09.10.18

Florence Becoming a Growing Concern for Mid-Atlantic

Posted in Storm Track, Storm History, Storm Facts, Storm Preparation, GWC News, Storm Warning, Storm Safety, Hurricane Intensity, Tracking the Tropics at 11:02 pm by gmachos

Jersey Shore to Begin Feeling the Effects from Cat 4 Storm Over Next Couple Days

The clouds, rain, and wind around the Garden State on Monday was courtesy of the remnants of Tropical Storm Gordon, which came ashore west of the Alabama-Mississippi border last week. Gordon’s remains are just the hors d’oeuvre for what is yet to come later this week. Florence is still out there, and it has rapidly grown to a monster major hurricane.

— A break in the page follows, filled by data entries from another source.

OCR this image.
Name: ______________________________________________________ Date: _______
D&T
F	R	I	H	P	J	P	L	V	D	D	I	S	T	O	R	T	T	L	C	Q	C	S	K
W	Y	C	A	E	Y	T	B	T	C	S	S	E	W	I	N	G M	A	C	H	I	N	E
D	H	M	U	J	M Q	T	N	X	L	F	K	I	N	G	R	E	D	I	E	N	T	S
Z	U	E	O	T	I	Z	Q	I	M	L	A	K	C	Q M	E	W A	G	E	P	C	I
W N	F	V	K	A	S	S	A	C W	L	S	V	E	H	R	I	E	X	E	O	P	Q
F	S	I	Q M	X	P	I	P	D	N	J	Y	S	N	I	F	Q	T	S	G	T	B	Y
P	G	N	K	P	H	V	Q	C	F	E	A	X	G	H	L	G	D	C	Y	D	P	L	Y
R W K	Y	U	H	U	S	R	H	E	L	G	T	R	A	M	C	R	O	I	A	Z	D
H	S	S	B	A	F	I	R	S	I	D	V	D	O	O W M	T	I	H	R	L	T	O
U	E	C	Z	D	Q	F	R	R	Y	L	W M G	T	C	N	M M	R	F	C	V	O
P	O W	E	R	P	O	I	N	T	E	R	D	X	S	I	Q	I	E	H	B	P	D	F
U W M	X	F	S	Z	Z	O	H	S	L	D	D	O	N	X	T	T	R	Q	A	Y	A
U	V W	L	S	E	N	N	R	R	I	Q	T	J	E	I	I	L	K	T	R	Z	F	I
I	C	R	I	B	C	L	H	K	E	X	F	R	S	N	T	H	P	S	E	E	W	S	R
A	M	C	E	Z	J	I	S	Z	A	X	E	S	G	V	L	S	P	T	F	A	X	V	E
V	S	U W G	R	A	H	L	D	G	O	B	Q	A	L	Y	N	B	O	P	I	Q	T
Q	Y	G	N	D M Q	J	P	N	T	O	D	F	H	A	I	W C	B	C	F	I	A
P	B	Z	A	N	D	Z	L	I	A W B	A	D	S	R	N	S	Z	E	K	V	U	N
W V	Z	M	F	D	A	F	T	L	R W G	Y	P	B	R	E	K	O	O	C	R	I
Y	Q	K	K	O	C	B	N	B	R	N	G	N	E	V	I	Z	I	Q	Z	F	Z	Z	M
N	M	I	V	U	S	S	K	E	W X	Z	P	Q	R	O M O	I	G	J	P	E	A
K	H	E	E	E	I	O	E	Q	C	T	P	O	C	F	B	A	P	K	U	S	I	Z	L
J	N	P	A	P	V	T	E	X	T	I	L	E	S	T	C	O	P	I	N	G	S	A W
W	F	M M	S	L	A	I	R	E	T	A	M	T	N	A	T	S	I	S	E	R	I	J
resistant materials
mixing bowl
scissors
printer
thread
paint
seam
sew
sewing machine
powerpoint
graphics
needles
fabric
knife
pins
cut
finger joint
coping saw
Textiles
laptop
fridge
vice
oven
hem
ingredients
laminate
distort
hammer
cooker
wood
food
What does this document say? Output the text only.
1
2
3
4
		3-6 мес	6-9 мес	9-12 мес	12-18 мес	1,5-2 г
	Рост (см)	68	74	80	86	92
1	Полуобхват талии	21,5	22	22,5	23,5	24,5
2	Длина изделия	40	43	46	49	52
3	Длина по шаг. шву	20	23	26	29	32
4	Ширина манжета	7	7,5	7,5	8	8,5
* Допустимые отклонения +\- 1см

Over the last 72 hours, Florence has undergone rapid intensification. Late Friday night, the storm was a moderate tropical storm with 60 mile per hour winds, and a minimum central pressure of 999 millibars, or 29.50 inches of Hg. Since that time, the barometer has dropped significantly within the storm. Pressure has fallen some 60 millibars, and its maximum sustained winds have increased 80 miles per hour.

Just in the last 36 hours, Hurricane Florence has grown significantly. Winds have increased some 65 miles per hour while pressure has dropped some 45 millibars, or approximately 1.33 inches of Hg (Mercury). The now Category Four Hurricane on the Saffir-Simpson Scale has increased in diameter from 260 miles across to about 380 miles across. Wind gusts are estimated to be about 145 knots, or around 165 miles per hour.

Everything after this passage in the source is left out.